If he thinks the 30's library of games is shit fuck only knows why he's wanting a PS3, beyond the fact the dislikes paying for LIVE.

Still Awesome Wells is a miserabilist idiot so I'd imagine he is just wanting something to moan about.


----------



## stupid dogbot (Aug 13, 2009)

Considering the price difference, I'd imagine your chances of a straight swap in a shop are virtually zero.

You might try looking at private ads, though?


----------



## Awesome Wells (Aug 13, 2009)

yield said:


> Or try CeX and HMV.
> 
> There aren't that many exclusives on the PS3. Are you sure you want to change?



yes. owning a 360 feels like M$ permanently have their hand in your wallet. I'm bored of the games and sick of paying to be spawn killed by hyperactive yanks. 

I'm well aware there isn't much difference between the two consoles in terms of library but i'm no longer interested in the 360 as a product and a change is better than nothing i feel. there's nothing miserable about it. I just find the 360 to be a piss poor product supplied by the biggest bunch of wankers in gaming. The constant money grubbing does my head in.

That doesn't mean i'm going to trade it in for nothing. Most of the shops trade elites in for about £110 so it's not worth it in that instance. I'm not sure i'd trust anything traded in from CEX, nor would i want to leave my console with them to 'test' either. 

Just worth asking really. I'm bored of the console and there's nothing coming out that excites me that won't be completed in more than a week.


----------



## The Groke (Aug 13, 2009)

What exclusive titles are due out for the PS3 that make this a good swap for you?

Only God of War 3 for me.


99.9% of dual-platform releases are better on 360 as well.


Seems like a pointless quest!


----------



## yield (Aug 13, 2009)

Awesome Wells said:


> yes. owning a 360 feels like M$ permanently have their hand in your wallet. I'm bored of the games and sick of paying to be spawn killed by hyperactive yanks.



Sony aren't all sweetness and light. 

I don't know why I play FPS, on PS3, COD4 is literally spawn > move > die. 

I admit I'm rubbish at them though. Battlefield 1943 is more fun.



Awesome Wells said:


> I'm well aware there isn't much difference between the two consoles in terms of library but i'm no longer interested in the 360 as a product and a change is better than nothing i feel. there's nothing miserable about it. I just find the 360 to be a piss poor product supplied by the biggest bunch of wankers in gaming. The constant money grubbing does my head in..

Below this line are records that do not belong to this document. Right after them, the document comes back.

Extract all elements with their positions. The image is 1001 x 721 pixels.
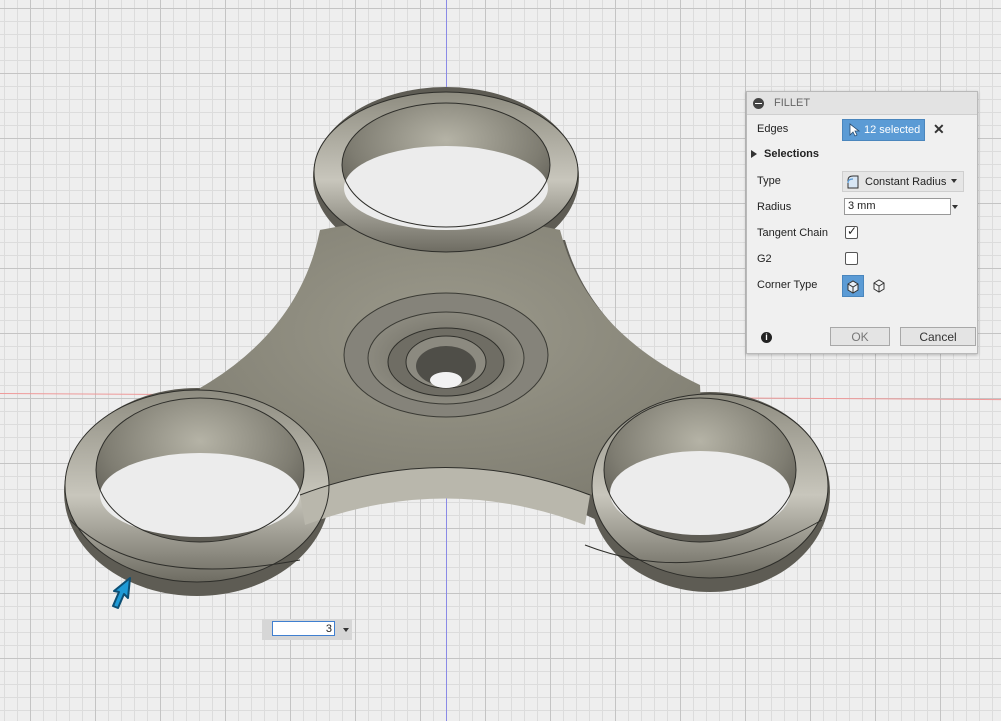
spinner-body xyxy=(64,87,830,596)
tangent-chain-row: Tangent Chain xyxy=(757,227,828,239)
ok-button[interactable]: OK xyxy=(830,327,890,346)
corner-type-rolling-ball-button[interactable] xyxy=(842,275,864,297)
fillet-dialog: FILLET Edges 12 selected ✕ Selections Ty… xyxy=(746,91,978,354)
selections-section[interactable]: Selections xyxy=(751,148,819,160)
g2-row: G2 xyxy=(757,253,772,265)
chevron-down-icon xyxy=(951,179,957,183)
type-dropdown[interactable]: Constant Radius xyxy=(842,171,964,192)
type-row: Type xyxy=(757,175,781,187)
tangent-chain-label: Tangent Chain xyxy=(757,227,828,239)
check-icon: ✓ xyxy=(847,224,858,238)
collapse-icon[interactable] xyxy=(753,97,764,109)
tangent-chain-checkbox[interactable]: ✓ xyxy=(845,224,858,239)
corner-type-label: Corner Type xyxy=(757,279,818,291)
corner-type-row: Corner Type xyxy=(757,279,817,291)
g2-label: G2 xyxy=(757,253,772,265)
edges-label: Edges xyxy=(757,123,789,135)
radius-dropdown-arrow-icon[interactable] xyxy=(952,205,958,209)
radius-label: Radius xyxy=(757,201,792,213)
corner-type-setback-button[interactable] xyxy=(869,275,889,295)
dialog-header: FILLET xyxy=(747,92,977,115)
selections-label: Selections xyxy=(764,148,820,160)
setback-corner-icon xyxy=(873,279,885,293)
edges-row: Edges xyxy=(757,123,788,135)
radius-value-input[interactable]: 3 xyxy=(272,621,335,636)
drag-handle-arrow-icon[interactable] xyxy=(108,574,138,610)
type-value: Constant Radius xyxy=(865,175,947,188)
edges-selection-button[interactable]: 12 selected xyxy=(842,119,925,141)
edges-selection-value: 12 selected xyxy=(864,124,921,136)
cancel-button[interactable]: Cancel xyxy=(900,327,976,346)
info-icon[interactable]: i xyxy=(761,332,772,343)
type-label: Type xyxy=(757,175,781,187)
dialog-title: FILLET xyxy=(774,97,811,109)
expand-triangle-icon xyxy=(751,150,757,158)
radius-input[interactable]: 3 mm xyxy=(844,198,951,215)
g2-checkbox[interactable] xyxy=(845,252,858,265)
cursor-arrow-icon xyxy=(849,123,861,137)
value-dropdown-arrow-icon[interactable] xyxy=(343,628,349,632)
radius-row: Radius xyxy=(757,201,791,213)
clear-selection-icon[interactable]: ✕ xyxy=(933,121,945,138)
constant-radius-icon xyxy=(847,175,859,188)
rolling-ball-corner-icon xyxy=(847,280,859,294)
radius-value-box: 3 xyxy=(262,619,352,640)
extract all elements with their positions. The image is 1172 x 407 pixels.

They're all in it for the money. 



Awesome Wells said:


> That doesn't mean i'm going to trade it in for nothing. Most of the shops trade elites in for about £110 so it's not worth it in that instance. I'm not sure i'd trust anything traded in from CEX, nor would i want to leave my console with them to 'test' either.



You'll be out of pocket. Got money burning a hole in your pocket?



Awesome Wells said:


> Just worth asking really. I'm bored of the console and there's nothing coming out that excites me that won't be completed in more than a week.



Sounds like your bored of gaming. How about selling your Xbox360 and waiting?


----------



## Awesome Wells (Aug 13, 2009)

> yield said:
> 
> 
> > Sony aren't all sweetness and light.
> ...


----------



## elbows (Aug 21, 2009)

I had a 360 for a few years and then got a PS3 because I wanted a bluray player and was tired of the noise my xbox makes.

Ive been underwhelmed by the PS3 titles, saddened by how much electricity it uses, very happy with the bluray and the low levels of noise the unit makes. I was skeptical as to whether the graphics would be any better than xbox and so far have been right, I see nothing special.

My main problem these days is games, Im a casual gamer and dont have the time to get deeply into many titles, and crucially many do not provide me with enough fun. The 360 games you can download have gone a long way to solving this problem for me, lots of great titles that are well playable. The PS3 has not come close on that front yet, though I did just get Wipeout HD, not had time to play it yet. Oh and Im a sucker for pinball, and Zen Pinball on the PS3 seems a bit better than whatever the one is called for the 360, even though I think they are by the same developer.

I also have a feeling the PS3 controller hurts my hand less after extended use than the 360 one, hopefully I will get time this weekend to test this theory.


----------